Dice game - how do find the expected number of rounds?

Question

I've been struggling trying to find an analytical solution to this problem.

Let's say we have a dice game, played with n players rolling n, k sided dice, with k >= n. The dice determine the order of winning players: each player is assigned a number, from 1 to n, and all roll their k-sided dice simultaneously. Winners are selected each round if the number they roll is unique amongst the n players. If a players roll is matched by another player, then both must continue to the next round, and there can be more than one winner each round, or zero winners. All players roll their dice even if they have already won. All players keep rolling until all have won at least once. The problem is to find the average and expected number of rounds each games last as a function of n and k.

For example, if we had a game of 4 players, each rolling 4-sided dice, a potential game might proceed like this:

Roll 1 - (1,1,3,3) : no winning players, since no player rolled a unique number

Roll 2 - (1,2,2,3) : player 1 and player 4 win, since each rolled a unique number

Roll 3 - (1,1,3,4) : player 3 and player 4 win

Roll 4 - (1,3,3,4) : player 1 and 4 win

Roll 5 - (2,3,2,2) : player 2 wins

Each player has won at least once, so this game ends in 5 rounds.

It would make sense that as k becomes >> n, then the expected number of rounds would converge at 1 (since the probability of there being any matching number for a large sided dice tends towards zero for a large number of sides).

This is a simple problem to simulate, and running each game 1 million times shows the following result:

4 players, rolling 4-sided dice -> average number of rounds = 4.17346

4 players, rolling 10-sided dice -> average number of rounds = 1.806924

6 players, rolling 6-sided dice -> average number of rounds = 5.225997

6 players, rolling 10-sided dice -> average number of rounds = 3.043941

6 players, rolling 100-sided dice -> average number of rounds = 1.15475

This does not seem to be model-able with a Markov Chain, since the number of states is not fixed from game to game with a given n and k.

NOTE: this is not homework, but I came across this game in a PDF full of dice games and haven't been able to find or work-out a solution.

Answer 1

I think there is not a general solution. Here is my solution on 4 players, rolling 4-sided dice case. Calculation is pretty complicated. I don't know if there is any better method.
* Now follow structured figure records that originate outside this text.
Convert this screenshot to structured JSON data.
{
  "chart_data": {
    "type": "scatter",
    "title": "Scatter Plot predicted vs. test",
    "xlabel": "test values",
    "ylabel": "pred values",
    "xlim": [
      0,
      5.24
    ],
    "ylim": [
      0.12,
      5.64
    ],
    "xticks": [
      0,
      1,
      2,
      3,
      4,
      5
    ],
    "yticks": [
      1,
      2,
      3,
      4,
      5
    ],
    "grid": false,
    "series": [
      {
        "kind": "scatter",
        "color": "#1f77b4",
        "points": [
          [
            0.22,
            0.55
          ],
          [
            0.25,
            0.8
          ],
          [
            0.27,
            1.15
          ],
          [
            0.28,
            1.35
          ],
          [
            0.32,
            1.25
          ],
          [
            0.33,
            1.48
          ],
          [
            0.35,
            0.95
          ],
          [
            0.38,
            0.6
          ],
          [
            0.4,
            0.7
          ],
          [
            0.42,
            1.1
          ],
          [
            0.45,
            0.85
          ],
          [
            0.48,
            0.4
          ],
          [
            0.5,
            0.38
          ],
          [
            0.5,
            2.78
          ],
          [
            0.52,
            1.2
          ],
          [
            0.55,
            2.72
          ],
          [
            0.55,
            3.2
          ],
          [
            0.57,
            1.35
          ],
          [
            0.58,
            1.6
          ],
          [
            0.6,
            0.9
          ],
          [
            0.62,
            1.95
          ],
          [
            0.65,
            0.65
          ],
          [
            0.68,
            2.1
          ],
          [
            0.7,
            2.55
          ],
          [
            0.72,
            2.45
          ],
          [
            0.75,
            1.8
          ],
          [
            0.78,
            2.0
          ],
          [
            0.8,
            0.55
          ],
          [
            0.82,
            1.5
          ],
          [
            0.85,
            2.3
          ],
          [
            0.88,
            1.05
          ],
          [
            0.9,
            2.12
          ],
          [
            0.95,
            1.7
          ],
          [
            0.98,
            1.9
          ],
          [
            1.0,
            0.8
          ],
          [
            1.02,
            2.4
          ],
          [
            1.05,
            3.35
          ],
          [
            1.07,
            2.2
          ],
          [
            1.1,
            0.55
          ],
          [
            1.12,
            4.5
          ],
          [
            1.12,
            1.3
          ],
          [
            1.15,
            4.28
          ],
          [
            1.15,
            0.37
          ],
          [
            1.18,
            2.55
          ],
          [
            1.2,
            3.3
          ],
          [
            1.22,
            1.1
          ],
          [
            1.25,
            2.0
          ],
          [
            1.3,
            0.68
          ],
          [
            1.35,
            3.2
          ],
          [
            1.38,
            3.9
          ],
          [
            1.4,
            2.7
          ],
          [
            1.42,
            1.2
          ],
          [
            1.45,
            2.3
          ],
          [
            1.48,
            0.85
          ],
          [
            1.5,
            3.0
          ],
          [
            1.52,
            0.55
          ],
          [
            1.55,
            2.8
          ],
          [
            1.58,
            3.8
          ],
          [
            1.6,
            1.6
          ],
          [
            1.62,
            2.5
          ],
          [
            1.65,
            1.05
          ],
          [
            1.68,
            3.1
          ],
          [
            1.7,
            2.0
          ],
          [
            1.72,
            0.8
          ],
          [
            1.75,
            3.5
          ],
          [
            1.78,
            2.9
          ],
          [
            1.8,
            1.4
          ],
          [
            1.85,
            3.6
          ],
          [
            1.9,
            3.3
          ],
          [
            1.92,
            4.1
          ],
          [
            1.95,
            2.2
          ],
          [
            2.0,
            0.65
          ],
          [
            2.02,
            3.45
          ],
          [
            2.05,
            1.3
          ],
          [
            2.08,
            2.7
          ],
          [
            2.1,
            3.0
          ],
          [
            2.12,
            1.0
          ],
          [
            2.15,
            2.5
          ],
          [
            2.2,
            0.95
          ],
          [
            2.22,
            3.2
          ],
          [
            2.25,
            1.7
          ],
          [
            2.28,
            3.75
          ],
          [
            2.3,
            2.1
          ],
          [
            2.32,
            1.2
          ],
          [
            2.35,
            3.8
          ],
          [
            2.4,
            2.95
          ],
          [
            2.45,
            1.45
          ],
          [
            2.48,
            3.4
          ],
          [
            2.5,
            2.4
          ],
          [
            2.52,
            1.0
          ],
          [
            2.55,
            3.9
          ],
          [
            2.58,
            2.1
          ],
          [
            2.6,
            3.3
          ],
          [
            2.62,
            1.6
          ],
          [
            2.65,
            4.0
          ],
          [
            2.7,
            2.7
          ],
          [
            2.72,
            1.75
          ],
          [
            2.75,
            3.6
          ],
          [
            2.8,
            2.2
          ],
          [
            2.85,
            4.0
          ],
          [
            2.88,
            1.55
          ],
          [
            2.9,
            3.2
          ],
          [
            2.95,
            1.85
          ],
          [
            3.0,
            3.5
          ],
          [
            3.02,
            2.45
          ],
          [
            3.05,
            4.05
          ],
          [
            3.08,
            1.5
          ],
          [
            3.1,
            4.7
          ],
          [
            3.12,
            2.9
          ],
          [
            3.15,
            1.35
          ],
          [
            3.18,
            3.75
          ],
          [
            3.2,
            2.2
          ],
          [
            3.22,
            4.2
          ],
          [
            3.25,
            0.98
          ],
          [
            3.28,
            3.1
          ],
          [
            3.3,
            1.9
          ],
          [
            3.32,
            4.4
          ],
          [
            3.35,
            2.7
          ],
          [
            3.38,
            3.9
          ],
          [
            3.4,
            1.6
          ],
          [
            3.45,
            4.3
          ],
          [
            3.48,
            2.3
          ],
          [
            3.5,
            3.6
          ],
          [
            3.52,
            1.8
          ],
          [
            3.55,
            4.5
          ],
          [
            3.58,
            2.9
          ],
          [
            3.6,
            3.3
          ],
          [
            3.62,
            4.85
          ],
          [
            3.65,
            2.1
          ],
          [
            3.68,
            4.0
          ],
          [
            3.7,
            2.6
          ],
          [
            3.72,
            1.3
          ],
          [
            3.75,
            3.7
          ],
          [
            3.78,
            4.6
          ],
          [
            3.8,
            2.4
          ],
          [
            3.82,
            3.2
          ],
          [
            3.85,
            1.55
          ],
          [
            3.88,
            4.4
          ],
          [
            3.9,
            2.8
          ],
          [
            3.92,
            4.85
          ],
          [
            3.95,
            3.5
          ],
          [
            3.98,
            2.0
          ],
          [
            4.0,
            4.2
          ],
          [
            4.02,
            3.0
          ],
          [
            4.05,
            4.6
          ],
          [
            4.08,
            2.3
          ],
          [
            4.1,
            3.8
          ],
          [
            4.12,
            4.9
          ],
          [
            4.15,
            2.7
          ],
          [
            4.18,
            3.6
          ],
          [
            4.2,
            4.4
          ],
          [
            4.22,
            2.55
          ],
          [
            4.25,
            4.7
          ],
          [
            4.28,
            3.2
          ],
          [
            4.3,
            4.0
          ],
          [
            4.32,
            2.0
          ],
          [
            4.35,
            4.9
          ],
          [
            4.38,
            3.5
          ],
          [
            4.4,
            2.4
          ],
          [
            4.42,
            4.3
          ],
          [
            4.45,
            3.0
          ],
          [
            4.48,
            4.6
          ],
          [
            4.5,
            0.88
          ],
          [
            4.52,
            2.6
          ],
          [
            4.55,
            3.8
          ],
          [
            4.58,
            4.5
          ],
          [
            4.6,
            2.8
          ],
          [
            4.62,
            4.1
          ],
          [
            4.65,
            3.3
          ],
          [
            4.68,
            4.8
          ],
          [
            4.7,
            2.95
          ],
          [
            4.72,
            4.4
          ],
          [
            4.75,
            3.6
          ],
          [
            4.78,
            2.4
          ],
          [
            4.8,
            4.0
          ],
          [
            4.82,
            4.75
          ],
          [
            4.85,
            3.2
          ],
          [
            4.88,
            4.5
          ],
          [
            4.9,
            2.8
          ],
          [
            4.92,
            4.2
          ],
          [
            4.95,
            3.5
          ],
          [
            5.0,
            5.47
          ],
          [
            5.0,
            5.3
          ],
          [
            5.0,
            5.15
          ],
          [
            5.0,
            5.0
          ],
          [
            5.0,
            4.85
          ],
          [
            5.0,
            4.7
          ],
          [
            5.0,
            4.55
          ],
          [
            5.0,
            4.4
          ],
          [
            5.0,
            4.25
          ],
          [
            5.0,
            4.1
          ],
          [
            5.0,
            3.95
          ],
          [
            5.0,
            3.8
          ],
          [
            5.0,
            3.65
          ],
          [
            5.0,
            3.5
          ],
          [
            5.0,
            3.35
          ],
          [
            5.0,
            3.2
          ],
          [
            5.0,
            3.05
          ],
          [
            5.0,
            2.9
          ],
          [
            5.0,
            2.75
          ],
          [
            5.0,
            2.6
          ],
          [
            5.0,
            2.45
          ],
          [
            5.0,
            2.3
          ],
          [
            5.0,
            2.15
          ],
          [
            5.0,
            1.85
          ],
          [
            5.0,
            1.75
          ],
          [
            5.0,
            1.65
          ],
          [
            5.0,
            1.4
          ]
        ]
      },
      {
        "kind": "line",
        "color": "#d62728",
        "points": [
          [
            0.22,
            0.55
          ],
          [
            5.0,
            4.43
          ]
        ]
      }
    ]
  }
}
First of all, we need to figure out results of each round of rolling. 4 players roll 4 dice, then we can get:

• 0 winner: $p_0=\frac{10}{64}$
  • AAAA: $p_01=4*\frac{1}{4^4}=\frac{1}{64}$
  • AABB: $p_02={4\choose2}\frac{\frac{4*3}{2}}{4^4}=\frac{9}{64}$
• 1 winner: $p_1=\frac{12}{64}$
  • AAAB: $p={4\choose1}\frac{4*3}{4^4}=\frac{12}{64}$
• 2 winners: $p_2=\frac{36}{64}$
  • AABC: $p={4\choose2}\frac{4*3*2}{4^4}=\frac{36}{64}$
• 3 winners: $p_3=0$
  • not possible
• 4 winners: $p_4=\frac{6}{64}$
  • ABCD: $p=\frac{4*3*2*1}{4^4}=\frac{6}{64}$

$E(n)$ is the expected number of rolls to finish a game where $n$ players have not yet won at least once. So we want to know $E(4)$.

$$E(4)=1+p_0*E(4)+p_1*E(3)+p_2*E(2)$$ $$E(3)=1+p_0*E(3)+\frac{1}{4}p_1*E(3)+\frac{3}{4}p_1*E(2)+\frac{1}{2}p_2*E(2)+\frac{1}{2}p_2*E(1)$$ $$E(2)=1+p_0*E(2)+\frac{2}{4}p_1*E(2)+\frac{2}{4}p_1*E(1)+\frac{1}{6}p_2*E(2)+\frac{4}{6}p_2*E(1)$$ $$E(1)=1+p_0*E(1)+\frac{3}{4}p_1*E(1)+\frac{3}{6}p_2*E(1)$$

And I got $E(4)=6.401612$ which is not close to the simulation result. If you find out what's wrong with it please comment. Thanks a lot!